La última vuelta la comienzo con alegría, doy una palmada de ánimo y susurro un vamos. Por unos instantes la cabeza se va a otros lugares y piensa en otras historias. El ritmo decrece pero al poco me doy cuenta y ahuyento esos pensamientos. Mi mente sólo tiene que estar en sudar, no decaer y buscar la simetría.
Tras unos minutos llego hasta mi campo base, hago los mismos ejercicios que en la primera vuelta. Y me mentalizo para el tramo final.

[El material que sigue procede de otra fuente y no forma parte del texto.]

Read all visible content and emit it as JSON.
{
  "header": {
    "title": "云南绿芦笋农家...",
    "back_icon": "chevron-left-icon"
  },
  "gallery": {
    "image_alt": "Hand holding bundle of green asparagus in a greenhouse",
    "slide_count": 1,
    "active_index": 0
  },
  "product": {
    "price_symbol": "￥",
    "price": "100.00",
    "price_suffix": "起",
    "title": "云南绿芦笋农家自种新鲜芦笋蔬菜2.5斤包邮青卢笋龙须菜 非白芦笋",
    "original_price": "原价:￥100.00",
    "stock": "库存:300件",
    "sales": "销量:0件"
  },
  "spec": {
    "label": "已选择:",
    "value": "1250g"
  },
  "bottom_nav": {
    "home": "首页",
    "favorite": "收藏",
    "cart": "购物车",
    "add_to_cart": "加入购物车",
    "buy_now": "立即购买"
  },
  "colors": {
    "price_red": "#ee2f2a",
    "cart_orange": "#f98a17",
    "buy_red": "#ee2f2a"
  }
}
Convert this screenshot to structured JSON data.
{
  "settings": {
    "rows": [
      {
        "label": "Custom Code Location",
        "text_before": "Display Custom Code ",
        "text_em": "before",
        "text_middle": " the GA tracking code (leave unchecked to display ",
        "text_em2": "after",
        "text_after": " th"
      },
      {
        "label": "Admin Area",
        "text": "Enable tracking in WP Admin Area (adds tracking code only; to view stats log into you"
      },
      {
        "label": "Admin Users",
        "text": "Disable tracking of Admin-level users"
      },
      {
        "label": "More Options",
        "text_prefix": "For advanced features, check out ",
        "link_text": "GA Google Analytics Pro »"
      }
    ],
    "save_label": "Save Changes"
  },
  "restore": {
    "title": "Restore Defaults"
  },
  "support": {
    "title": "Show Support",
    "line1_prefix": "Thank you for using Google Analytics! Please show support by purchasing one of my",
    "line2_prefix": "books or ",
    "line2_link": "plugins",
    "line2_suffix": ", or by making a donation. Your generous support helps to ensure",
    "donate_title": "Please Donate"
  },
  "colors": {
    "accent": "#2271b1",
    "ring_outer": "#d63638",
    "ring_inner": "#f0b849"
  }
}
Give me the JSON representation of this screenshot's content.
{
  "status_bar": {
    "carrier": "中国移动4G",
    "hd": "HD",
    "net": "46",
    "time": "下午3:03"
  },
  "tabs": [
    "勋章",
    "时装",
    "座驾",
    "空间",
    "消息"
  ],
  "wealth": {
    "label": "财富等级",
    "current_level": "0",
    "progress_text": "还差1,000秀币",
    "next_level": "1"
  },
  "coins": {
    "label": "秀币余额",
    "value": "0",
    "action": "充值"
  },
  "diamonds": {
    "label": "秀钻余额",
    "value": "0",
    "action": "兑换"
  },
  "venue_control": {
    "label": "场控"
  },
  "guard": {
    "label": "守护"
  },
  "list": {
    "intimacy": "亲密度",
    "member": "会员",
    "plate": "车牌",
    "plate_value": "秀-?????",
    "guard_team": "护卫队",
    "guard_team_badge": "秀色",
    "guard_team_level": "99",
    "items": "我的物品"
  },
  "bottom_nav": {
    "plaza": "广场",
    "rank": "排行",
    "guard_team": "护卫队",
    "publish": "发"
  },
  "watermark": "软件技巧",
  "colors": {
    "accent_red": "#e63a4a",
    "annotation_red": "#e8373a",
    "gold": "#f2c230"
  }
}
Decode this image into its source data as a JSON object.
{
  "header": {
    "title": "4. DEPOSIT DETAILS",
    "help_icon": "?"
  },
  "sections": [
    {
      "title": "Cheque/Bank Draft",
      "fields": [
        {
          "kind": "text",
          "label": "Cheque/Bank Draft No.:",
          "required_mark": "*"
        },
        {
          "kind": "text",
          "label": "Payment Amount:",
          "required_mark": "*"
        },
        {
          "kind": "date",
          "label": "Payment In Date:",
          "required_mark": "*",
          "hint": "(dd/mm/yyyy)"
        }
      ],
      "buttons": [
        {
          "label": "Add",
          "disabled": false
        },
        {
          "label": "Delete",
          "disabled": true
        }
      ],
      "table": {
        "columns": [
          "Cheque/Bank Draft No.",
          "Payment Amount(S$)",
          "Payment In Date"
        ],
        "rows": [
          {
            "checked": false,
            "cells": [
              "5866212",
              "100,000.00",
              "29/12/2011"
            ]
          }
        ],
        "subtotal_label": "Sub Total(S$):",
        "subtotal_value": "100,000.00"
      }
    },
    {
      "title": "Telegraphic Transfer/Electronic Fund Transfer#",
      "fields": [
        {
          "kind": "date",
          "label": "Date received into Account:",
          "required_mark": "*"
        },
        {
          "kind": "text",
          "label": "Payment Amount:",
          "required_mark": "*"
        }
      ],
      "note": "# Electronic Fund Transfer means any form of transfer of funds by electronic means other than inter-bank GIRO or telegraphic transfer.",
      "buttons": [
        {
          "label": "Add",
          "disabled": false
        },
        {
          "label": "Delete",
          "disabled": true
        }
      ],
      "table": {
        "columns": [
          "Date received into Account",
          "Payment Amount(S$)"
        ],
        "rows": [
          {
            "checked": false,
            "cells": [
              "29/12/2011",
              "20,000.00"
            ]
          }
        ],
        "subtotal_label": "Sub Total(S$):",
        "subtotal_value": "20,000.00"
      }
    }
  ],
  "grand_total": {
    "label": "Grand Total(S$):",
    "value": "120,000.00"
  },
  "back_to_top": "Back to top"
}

Bebo un poco de agua. Y de nuevo pongo las tres canciones que me hacen flotar como si fuera una pluma lanzada desde lo alto de una torre. No siento el cuerpo cansado, quizá algo agarrotado por la posición. Me muevo en zig-zag un rato. Jugando. Divirtiendome. Subo el ritmo y vuelo. Por alguna loca razón viene una frase de una película a mi mente. "Yo creo que Dios me hizo con un propósito, él me hizo rápido para complacerle". Carros de fuego. Vangelis. Entrega. Sacrificio. Sudor. Correr. Motivación. Con cada latido una palabra, con cada palabra una zancada, con cada zancada una sonrisa.
Llego a casa y miro el reloj. Las 7:50. Casi dos horas. Aún no he terminado. Queda hacer algo más. Unas abdominales quizá. Estoy fuerte, más que nunca en mi vida.
Hace unos meses hablé de intentar conseguir la perfección, acercarme con unos decimales al número áureo. Estoy en ello, y creo que por el buen camino. Lo intuyo porque hoy no tengo agujetas pese al esfuerzo de ayer. Lo siento así porque ya no lloro tan habitualmente como solía. Es un duro camino, sin duda. Y nunca llegaré a nada ni remotamente parecido a la perfección. Pero sigo en busca de la simetría. Tengo esa imagen del hombre de Vitrubio en mi cabeza y sigo buscando a ese Rubén que se acerque lo máximo posible a ese ideal. ¿Por qué? Porque me hace sentir bien. Simplemente por eso. Me hace sentir extraordinariamente bien.